Figure 15. Single-gene-deletion mutations eliminating mitochondrial proteins that are upregulated by PE21 decrease the geroprotective potential of PE21, whereas single-gene-deletion mutations eliminating mitochondrial proteins that are downregulated by PE21 increases such potential.

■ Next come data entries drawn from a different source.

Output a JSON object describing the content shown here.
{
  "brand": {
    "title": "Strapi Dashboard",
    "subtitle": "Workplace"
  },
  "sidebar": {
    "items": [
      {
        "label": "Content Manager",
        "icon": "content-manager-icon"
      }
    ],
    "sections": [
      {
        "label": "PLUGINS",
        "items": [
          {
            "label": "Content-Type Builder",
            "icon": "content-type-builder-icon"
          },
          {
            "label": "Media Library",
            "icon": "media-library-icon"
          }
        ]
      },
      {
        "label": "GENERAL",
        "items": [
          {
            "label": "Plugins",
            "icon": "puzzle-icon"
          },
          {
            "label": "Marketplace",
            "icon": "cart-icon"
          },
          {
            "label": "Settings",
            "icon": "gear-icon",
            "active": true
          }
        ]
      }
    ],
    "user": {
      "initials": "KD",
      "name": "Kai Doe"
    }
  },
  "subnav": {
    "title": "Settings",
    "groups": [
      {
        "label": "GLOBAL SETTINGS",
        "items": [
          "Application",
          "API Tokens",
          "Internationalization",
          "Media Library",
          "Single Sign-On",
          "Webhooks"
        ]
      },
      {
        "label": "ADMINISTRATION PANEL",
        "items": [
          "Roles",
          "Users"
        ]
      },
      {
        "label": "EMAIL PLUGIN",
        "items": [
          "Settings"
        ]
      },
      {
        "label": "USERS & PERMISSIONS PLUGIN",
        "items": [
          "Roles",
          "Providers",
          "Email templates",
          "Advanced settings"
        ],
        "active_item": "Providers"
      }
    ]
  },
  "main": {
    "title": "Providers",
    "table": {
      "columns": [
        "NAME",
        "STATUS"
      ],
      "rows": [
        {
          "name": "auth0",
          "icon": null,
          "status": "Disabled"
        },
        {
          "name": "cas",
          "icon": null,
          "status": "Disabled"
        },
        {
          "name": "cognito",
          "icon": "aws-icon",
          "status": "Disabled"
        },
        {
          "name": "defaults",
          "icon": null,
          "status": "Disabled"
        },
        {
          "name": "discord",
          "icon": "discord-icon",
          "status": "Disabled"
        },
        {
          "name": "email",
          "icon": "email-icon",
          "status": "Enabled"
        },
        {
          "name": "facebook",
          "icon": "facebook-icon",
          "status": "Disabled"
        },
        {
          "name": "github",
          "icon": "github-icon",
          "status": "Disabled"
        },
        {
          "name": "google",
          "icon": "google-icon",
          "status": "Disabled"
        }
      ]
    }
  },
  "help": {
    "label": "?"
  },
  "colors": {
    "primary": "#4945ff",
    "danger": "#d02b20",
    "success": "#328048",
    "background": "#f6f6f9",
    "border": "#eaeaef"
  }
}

WT cells and mutant cells carrying a single-gene-deletion mutation eliminating either Bcs1, Hot13, Dnm1 or Ifm1 were cultured in the synthetic minimal YNB medium initially containing 2% glucose with 0.1% PE21 or without it. (A–D) Survival curves of the chronologically aging WT and bcs1Δ (A), WT and hot13Δ (B), WT and dnm1Δ (C) or WT and ifm1Δ (D) strains are shown. Data are presented as means ± SEM (n = 3). Data for the WT strain cultured with or without PE21 are replicated in the graphs of (A) and (F) and Figures 3A, 3F, 4A, 4F, 5A, 5F, 6A, 6F, 10A–10D, 11A–11C, 14A–14D. (E–H) p Values for different pairs of survival curves of the WT and bcs1Δ (E), WT and hot13Δ (F), WT and dnm1Δ (G) or WT and ifm1Δ (H) strains cultured with or without PE21. Survival curves shown in A–D (respectively) were compared. Two survival curves were considered statistically different if the p value was less than 0.05. The p values for comparing pairs of survival curves using the logrank test were calculated as described in Materials and Methods. The p values displayed on a yellow color background indicate that PE21 statistically significantly prolongs the CLS of the WT (E–H), bcs1Δ (E), hot13Δ (F), dnm1Δ (G) and ifm1Δ (H) strains. The p values displayed on a blue color background indicate that PE21 prolongs the CLS of the bcs1Δ (E), hot13Δ (F), dnm1Δ (G) and ifm1Δ (H) strains to a lower extent than that of the WT strain. (I, J) Survival curves shown in (A–D) were used to calculate the fold of increase of the mean (I) and maximum (J) CLS by PE21 for the WT, bcs1Δ, hot13Δ, dnm1Δ and ifm1Δ strains. Data are presented as means ± SEM (n = 3; ^* p < 0.05; ^** p < 0.01).